Ilustrada
11/11/2003 - 06h55

Poeta Yusef Komunyakaa participa de leitura de poemas em SP

da Folha de S.Paulo

Uma pesquisa no Google, o principal buscador da internet, dimensiona a situação: quem digita as palavras "poeta Yusef Komunyakaa" encontra uma única ocorrência em português.

Komunyakaa, 46, ganhador do Pulitzer em 1994 e professor em Princeton, é uma das vozes mais contundentes e respeitadas da nova poesia dos EUA. E um anônimo no Brasil, onde nenhum dos seus 11 livros foi editado.

Em São Paulo para o lançamento do último número da revista americana "Rattapallax", ele participa de duas leituras de poemas: uma hoje à noite, no Sesc Pompéia, e outra na quinta, no Centro Universitário Maria Antônia.

Um grupo de poetas brasileiros --entre eles Joca Reiners Terron, em cujo blog estava a única ocorrência do Google, Edwin Torres, Flávia Rocha e Claudia Roquette-Pinto-- traduziu versos de Komunyakaa para a ocasião.

Quem lê-los encontrará violência e ternura de mãos dadas, casamento que pode ser explicado pela turbulenta biografia do escritor.

Filho mais velho de uma família negra de Bogalusa, Louisiana, via na infância o pai espancar a mãe, que fugiu de casa. Em 1969, aos 22, foi convocado para combater no Vietnã, onde foi repórter e editor de um jornal militar. Em julho passado, a mulher de Komunyakaa, a também poeta Reetika Vazimani, suicidou-se e matou o filho deles, de dois anos, assunto sobre o qual o escritor se recusa a falar.

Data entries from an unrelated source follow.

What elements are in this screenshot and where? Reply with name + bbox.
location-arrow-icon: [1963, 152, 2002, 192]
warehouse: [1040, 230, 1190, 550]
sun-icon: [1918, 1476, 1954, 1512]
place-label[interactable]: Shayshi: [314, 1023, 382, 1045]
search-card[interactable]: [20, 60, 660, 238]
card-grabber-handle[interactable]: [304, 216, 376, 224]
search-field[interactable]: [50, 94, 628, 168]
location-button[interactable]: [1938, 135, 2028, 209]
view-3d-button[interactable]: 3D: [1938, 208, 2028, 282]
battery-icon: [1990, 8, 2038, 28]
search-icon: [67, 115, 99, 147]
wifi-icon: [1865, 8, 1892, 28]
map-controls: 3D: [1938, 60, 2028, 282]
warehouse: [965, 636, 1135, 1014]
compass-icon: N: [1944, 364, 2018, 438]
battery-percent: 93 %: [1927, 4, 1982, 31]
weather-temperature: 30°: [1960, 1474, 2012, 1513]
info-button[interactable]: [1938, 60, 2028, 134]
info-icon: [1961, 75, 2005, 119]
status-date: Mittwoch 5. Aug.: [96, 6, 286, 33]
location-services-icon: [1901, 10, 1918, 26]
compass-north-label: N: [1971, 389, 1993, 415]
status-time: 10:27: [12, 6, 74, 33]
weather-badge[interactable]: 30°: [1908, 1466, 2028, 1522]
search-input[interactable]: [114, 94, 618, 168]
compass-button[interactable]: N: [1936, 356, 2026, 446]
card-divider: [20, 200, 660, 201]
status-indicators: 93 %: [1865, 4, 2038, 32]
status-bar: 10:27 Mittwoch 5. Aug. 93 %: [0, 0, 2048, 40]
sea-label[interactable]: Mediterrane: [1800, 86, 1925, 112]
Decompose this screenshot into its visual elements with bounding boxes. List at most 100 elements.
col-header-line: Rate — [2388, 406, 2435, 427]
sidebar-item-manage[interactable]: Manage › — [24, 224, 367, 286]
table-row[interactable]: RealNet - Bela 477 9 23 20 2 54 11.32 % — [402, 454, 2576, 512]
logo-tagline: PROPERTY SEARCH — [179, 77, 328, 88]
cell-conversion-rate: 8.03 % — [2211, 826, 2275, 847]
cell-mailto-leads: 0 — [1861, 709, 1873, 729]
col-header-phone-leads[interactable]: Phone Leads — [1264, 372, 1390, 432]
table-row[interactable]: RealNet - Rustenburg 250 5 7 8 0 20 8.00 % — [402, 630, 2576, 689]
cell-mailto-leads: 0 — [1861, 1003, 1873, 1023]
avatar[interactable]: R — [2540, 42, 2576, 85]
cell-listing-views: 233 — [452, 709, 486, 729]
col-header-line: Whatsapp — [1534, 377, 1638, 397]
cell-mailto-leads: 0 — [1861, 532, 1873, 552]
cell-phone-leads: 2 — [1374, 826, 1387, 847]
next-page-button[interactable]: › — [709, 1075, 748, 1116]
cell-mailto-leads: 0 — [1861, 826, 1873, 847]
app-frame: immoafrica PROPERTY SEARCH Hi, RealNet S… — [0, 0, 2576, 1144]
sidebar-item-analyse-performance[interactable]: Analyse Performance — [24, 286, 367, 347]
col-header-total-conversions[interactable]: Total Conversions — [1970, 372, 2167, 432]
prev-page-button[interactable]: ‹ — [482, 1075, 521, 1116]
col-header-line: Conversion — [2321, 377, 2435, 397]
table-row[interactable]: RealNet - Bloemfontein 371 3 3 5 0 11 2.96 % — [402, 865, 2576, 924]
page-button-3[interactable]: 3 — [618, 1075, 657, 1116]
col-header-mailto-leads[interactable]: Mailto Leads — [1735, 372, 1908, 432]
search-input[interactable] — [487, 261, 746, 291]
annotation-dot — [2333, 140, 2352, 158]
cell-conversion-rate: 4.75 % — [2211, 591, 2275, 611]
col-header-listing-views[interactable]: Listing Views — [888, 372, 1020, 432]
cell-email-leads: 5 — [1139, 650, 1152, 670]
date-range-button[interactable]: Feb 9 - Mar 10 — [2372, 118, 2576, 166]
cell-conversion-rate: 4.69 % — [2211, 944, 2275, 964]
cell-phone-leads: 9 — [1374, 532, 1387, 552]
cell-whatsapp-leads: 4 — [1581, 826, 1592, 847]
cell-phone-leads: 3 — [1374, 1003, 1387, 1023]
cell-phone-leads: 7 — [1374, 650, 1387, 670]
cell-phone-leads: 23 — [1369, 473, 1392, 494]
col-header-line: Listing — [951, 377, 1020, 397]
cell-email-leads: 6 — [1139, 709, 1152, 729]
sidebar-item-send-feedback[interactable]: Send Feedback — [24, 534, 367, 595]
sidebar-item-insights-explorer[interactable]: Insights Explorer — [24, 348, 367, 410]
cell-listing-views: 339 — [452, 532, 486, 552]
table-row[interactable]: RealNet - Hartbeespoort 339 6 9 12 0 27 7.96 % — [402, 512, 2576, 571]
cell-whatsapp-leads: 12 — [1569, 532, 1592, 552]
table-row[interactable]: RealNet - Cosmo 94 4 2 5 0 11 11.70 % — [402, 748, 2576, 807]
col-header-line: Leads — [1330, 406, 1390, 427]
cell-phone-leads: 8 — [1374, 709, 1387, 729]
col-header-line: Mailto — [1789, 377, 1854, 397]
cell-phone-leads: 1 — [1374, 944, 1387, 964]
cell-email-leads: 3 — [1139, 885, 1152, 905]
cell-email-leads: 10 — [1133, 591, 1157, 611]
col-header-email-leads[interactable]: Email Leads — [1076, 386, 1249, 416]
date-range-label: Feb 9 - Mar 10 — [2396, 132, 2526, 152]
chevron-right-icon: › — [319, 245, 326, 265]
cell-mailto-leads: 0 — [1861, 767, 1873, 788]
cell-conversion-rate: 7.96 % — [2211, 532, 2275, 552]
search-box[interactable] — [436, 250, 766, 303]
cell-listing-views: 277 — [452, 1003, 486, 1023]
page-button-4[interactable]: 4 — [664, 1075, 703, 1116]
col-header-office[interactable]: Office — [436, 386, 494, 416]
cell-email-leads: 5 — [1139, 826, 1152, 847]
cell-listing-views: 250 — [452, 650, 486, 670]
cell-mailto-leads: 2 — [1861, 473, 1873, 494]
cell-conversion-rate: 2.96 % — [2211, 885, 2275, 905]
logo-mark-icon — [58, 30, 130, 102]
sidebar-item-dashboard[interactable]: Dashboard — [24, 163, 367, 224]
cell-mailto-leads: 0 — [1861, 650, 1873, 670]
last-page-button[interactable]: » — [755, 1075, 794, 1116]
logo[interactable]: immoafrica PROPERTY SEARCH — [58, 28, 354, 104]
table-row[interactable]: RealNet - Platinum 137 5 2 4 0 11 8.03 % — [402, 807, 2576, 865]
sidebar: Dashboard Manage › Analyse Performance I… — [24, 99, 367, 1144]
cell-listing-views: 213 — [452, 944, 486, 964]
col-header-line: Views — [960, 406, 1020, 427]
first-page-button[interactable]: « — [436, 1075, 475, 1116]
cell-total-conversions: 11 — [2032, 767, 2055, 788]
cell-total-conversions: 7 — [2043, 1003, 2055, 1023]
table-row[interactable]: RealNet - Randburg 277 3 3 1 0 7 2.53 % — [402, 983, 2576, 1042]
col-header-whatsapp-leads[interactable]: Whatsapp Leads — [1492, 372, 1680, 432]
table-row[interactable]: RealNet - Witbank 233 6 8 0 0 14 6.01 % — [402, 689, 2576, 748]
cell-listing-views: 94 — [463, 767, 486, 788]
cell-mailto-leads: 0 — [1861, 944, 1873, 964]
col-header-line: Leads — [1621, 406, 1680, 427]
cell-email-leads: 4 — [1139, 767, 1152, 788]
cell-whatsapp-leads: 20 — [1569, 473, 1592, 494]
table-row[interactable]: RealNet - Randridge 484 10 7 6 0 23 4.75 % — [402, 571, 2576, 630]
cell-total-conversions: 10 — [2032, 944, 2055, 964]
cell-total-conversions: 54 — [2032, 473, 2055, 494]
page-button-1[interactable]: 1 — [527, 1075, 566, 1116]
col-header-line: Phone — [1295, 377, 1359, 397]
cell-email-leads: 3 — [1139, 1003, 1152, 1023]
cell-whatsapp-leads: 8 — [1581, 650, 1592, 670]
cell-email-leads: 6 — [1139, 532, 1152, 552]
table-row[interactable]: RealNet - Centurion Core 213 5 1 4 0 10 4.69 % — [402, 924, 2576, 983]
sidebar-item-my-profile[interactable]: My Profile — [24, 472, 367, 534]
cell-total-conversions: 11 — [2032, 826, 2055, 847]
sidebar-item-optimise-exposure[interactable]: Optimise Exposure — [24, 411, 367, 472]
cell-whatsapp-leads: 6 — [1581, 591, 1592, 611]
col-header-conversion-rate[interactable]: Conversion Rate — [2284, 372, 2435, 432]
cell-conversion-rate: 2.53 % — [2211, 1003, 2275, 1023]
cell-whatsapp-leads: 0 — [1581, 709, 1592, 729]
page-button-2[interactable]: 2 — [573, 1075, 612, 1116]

"Como a carne grudada no osso, a ternura se mede com a violência por contraste. Não digo que alguém tem de experimentar a violência para conhecer a ternura, mas uma realça a outra. Os extremos vivem lado a lado: o ser humano é capaz de qualquer coisa", disse Komunyakaa à Folha.

A infância sofrida e o racismo da região onde cresceu exercem tanta influência na obra do poeta quanto a música do sul dos EUA. "Eu sou do que o blues é feito. Formada com sangue e ossos da Louisiana, a terra canta por ela própria", afirmou o escritor.

Sobre a indiferença brasileira com sua obra, é irônico: "Não sei [por que não é publicado aqui]. Sou bem publicado no Vietnã, na Itália, na Polônia, na França etc. Não acredito que meu trabalho seja tão difícil para ser traduzido para a cultura brasileira".

Outra ironia é sua lista de escritores brasileiros favoritos. Na poesia, Drummond e João Cabral; na prosa, Paulo Coelho. "Seu 'O Alquimista' acendeu meu espírito imaginativo", justifica.

Co-responsável por uma antologia de poesia contemporânea brasileira editada nos EUA --publicada parcialmente na "Rattapallax"--, a poeta Flávia Rocha articula com a editora 34, que trouxe a revista ao Brasil, a tradução de Komunyakaa.

Rocha traduziu um dos poemas que serão lidos hoje, "Armadilhas para Mosca". Um trecho: "As flores enormes nos meus sonhos/ São grandes como o Primeiro Banco Estatal/E elas comem todo mundo/Menos os que eu amo./ Elas têm nome de mulher/Com bocas iguais ao lugar/De onde saem os bebês".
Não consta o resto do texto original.